I don't know how many times it will take us to learn this, but there's not that much fun in Ottawa. Even in the Market, which was at least populated (last time we were in Ottawa, there was a night when we couldn't find one inhabited pub on Elgin or Bank...), things were weird and not too exciting. The highlight may have been when two women insisted we go to a certain [straight] strip club (Mink? Minx? I can't remember...) as they pressed flyers into our hands; apparently my boyfriend and I aren't flaming enough to avoid such advances....

Having, after our pitcher, exhausted the charms of the bar we found by just wandering around, we decided that Swizzles would be the best option. We sought the place blindly for a bit and then decided to actually look up the address; cabbing back to Queen St, we found that it was literally underneath the restaurant at which we'd had dinner.

There's something seedy or not-quite-right about Gay Ottawa; it's very different from here in Toronto. Swizzles is a bar with little signage that you would miss if you didn't have the address (we did). The space looks like a rec room that badly needs a reno, and the crowd was (save us) all regulars.
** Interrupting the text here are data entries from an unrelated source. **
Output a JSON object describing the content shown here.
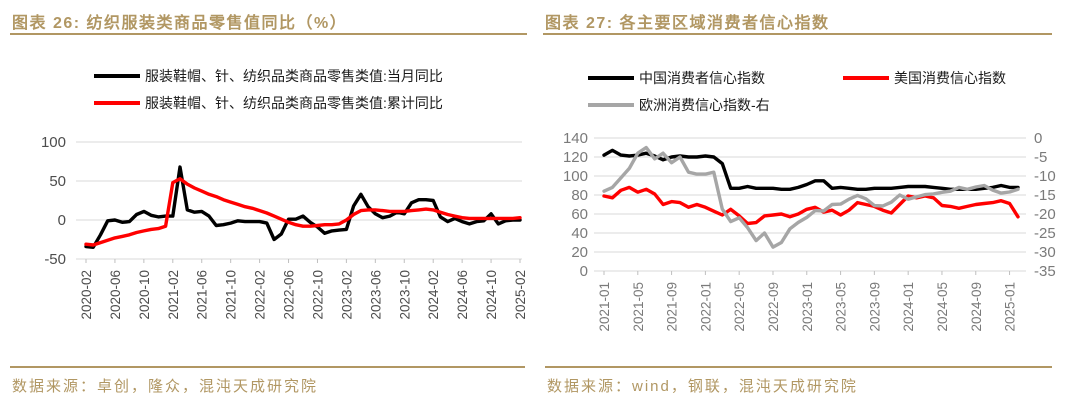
{
  "colors": {
    "accent_gold": "#B19763",
    "grid_line": "#D9D9D9",
    "tick_mark": "#BFBFBF",
    "axis_text_dark": "#4d4d4d",
    "axis_text_light": "#7a7a7a",
    "series_black": "#000000",
    "series_red": "#FF0000",
    "series_gray": "#A6A6A6"
  },
  "left_panel": {
    "title": "图表 26: 纺织服装类商品零售值同比（%）",
    "legend": [
      {
        "label": "服装鞋帽、针、纺织品类商品零售类值:当月同比",
        "color": "#000000"
      },
      {
        "label": "服装鞋帽、针、纺织品类商品零售类值:累计同比",
        "color": "#FF0000"
      }
    ],
    "source": "数据来源：卓创，隆众，混沌天成研究院"
  },
  "right_panel": {
    "title": "图表 27: 各主要区域消费者信心指数",
    "legend": [
      {
        "label": "中国消费者信心指数",
        "color": "#000000"
      },
      {
        "label": "美国消费信心指数",
        "color": "#FF0000"
      },
      {
        "label": "欧洲消费信心指数-右",
        "color": "#A6A6A6"
      }
    ],
    "source": "数据来源：wind，钢联，混沌天成研究院"
  },
  "chart_data": [
    {
      "type": "line",
      "title": "纺织服装类商品零售值同比（%）",
      "x_start": "2020-02",
      "x_interval": "monthly",
      "x_tick_labels": [
        "2020-02",
        "2020-06",
        "2020-10",
        "2021-02",
        "2021-06",
        "2021-10",
        "2022-02",
        "2022-06",
        "2022-10",
        "2023-02",
        "2023-06",
        "2023-10",
        "2024-02",
        "2024-06",
        "2024-10",
        "2025-02"
      ],
      "x_tick_every": 4,
      "grid": true,
      "legend_position": "top",
      "axes": {
        "left": {
          "min": -50,
          "max": 100,
          "ticks": [
            100,
            50,
            0,
            -50
          ]
        }
      },
      "series": [
        {
          "name": "服装鞋帽、针、纺织品类商品零售类值:当月同比",
          "color": "#000000",
          "axis": "left",
          "values": [
            -34,
            -35,
            -19,
            -1,
            0,
            -3,
            -2,
            7,
            11,
            6,
            4,
            5,
            5,
            68,
            13,
            10,
            11,
            5,
            -7,
            -6,
            -4,
            -1,
            -2,
            -2,
            -2,
            -4,
            -25,
            -18,
            1,
            1,
            5,
            -3,
            -9,
            -17,
            -14,
            -13,
            -12,
            18,
            33,
            17,
            8,
            3,
            5,
            10,
            8,
            22,
            26,
            26,
            25,
            4,
            -2,
            2,
            -2,
            -5,
            -2,
            -1,
            8,
            -5,
            -1,
            0,
            0
          ]
        },
        {
          "name": "服装鞋帽、针、纺织品类商品零售类值:累计同比",
          "color": "#FF0000",
          "axis": "left",
          "values": [
            -31,
            -32,
            -29,
            -26,
            -23,
            -21,
            -19,
            -16,
            -14,
            -12,
            -11,
            -8,
            48,
            53,
            46,
            41,
            37,
            33,
            30,
            26,
            23,
            20,
            17,
            15,
            12,
            9,
            5,
            1,
            -3,
            -6,
            -8,
            -8,
            -7,
            -6,
            -6,
            -5,
            0,
            7,
            12,
            13,
            13,
            12,
            11,
            11,
            11,
            12,
            13,
            14,
            13,
            10,
            7,
            5,
            3,
            2,
            2,
            2,
            2,
            2,
            2,
            2,
            3
          ]
        }
      ]
    },
    {
      "type": "line",
      "title": "各主要区域消费者信心指数",
      "x_start": "2021-01",
      "x_interval": "monthly",
      "x_tick_labels": [
        "2021-01",
        "2021-05",
        "2021-09",
        "2022-01",
        "2022-05",
        "2022-09",
        "2023-01",
        "2023-05",
        "2023-09",
        "2024-01",
        "2024-05",
        "2024-09",
        "2025-01"
      ],
      "x_tick_every": 4,
      "grid": true,
      "legend_position": "top",
      "axes": {
        "left": {
          "min": 0,
          "max": 140,
          "ticks": [
            140,
            120,
            100,
            80,
            60,
            40,
            20,
            0
          ]
        },
        "right": {
          "min": -35,
          "max": 0,
          "ticks": [
            0,
            -5,
            -10,
            -15,
            -20,
            -25,
            -30,
            -35
          ]
        }
      },
      "series": [
        {
          "name": "中国消费者信心指数",
          "color": "#000000",
          "axis": "left",
          "values": [
            122,
            127,
            122,
            121,
            122,
            124,
            121,
            117,
            120,
            121,
            120,
            120,
            121,
            120,
            113,
            87,
            87,
            89,
            87,
            87,
            87,
            86,
            86,
            88,
            91,
            95,
            95,
            87,
            88,
            87,
            86,
            86,
            87,
            87,
            87,
            88,
            89,
            89,
            89,
            88,
            87,
            86,
            86,
            86,
            86,
            87,
            88,
            90,
            88,
            88
          ]
        },
        {
          "name": "美国消费信心指数",
          "color": "#FF0000",
          "axis": "left",
          "values": [
            79,
            77,
            85,
            88,
            83,
            86,
            81,
            70,
            73,
            72,
            67,
            70,
            67,
            63,
            59,
            65,
            58,
            50,
            51,
            58,
            59,
            60,
            57,
            60,
            65,
            67,
            62,
            64,
            59,
            64,
            72,
            70,
            68,
            64,
            61,
            70,
            79,
            77,
            79,
            77,
            69,
            68,
            66,
            68,
            70,
            71,
            72,
            74,
            71,
            57
          ]
        },
        {
          "name": "欧洲消费信心指数-右",
          "color": "#A6A6A6",
          "axis": "right",
          "values": [
            -14,
            -13,
            -10.5,
            -8,
            -4,
            -2.5,
            -5.5,
            -4,
            -6.5,
            -5,
            -9,
            -9.5,
            -9.5,
            -9,
            -18.7,
            -22,
            -21,
            -23.6,
            -27,
            -25,
            -28.7,
            -27.5,
            -23.9,
            -22.2,
            -20.9,
            -19.1,
            -19.2,
            -17.5,
            -17.4,
            -16.1,
            -15.1,
            -16,
            -17.8,
            -17.9,
            -16.9,
            -15,
            -16.1,
            -15.5,
            -14.9,
            -14.7,
            -14.3,
            -14,
            -13,
            -13.5,
            -12.9,
            -12.5,
            -13.7,
            -14.5,
            -14.2,
            -13.5
          ]
        }
      ]
    }
  ]
}
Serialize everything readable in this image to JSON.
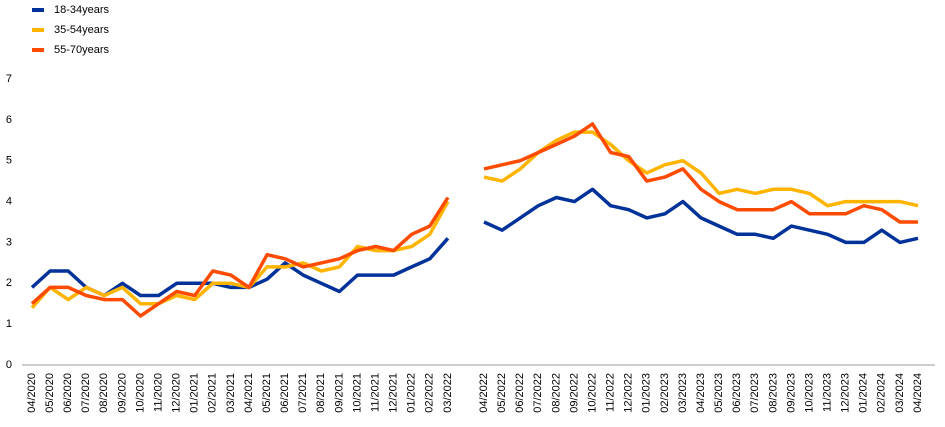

We stayed for two drinks and then called it a night. (The one plus of Swizzles: an adorable boy wearing a visor who sang a country song and was the most enthusiastic and happy person there...he was fun to watch.)

The next morning we made a quick trip to a really good (though stodgy) used book store called the Book Bazaar (on Bank St) - I bought a copy of Isherwood's Christopher and His Kind, which apparently tells the story of the conflict between Isherwood's "[rage] against...the heterosexual dictatorship" and "his support of a majority cause, the Popular Front against Fascism" - and then we drove to Wakefield.

We went to stay at a friend-of-a-friend's cottage, on a lake outside of town. Emerging from the car, the smell of not-in-a-city-nor-near-a-highway was overwhelming. We spent that day drinking beer, snacking, and playing board games.

The next day we went into Wakefield (after round two of the bacon-egg-cheese muffins), which is a charming looking town. It's very, very small, and has several bars, some cute shops, a grocery store stocked with good Québécois beer (which I'm drinking as I write this), and a really good bakery. Wakefield also seems to be a bilingual town, which kind of surprised me. Sure, it's only 20 minutes outside Ottawa, but I thought that actual bilingualism was something that was an attribute of larger cities, not small hamlets. I figured, I guess, the smaller the town, the more homogenous the culture. I think I'm wrong.

On the way back from town, we stopped at a little station that has been built around a natural spring, where we filled up our bottles of water. I'm trying to think of how to express why this was delightful, but I'm having trouble.... Anyway, I liked it.

After our trip to Wakefield, we went back to the cottage and took the pontoon boat out onto the lake, wherein we swam.

And thence back to Toronto.

It was a lot for four days, and I didn't get any of the reading or writing done that I'd thought I might, but it was a good time all the same. Going to a new place each day certainly made the time seem longer. And it's good to get out of the City every once in a while.

PS Wakefield has a covered bridge, which we drove through. Hooray!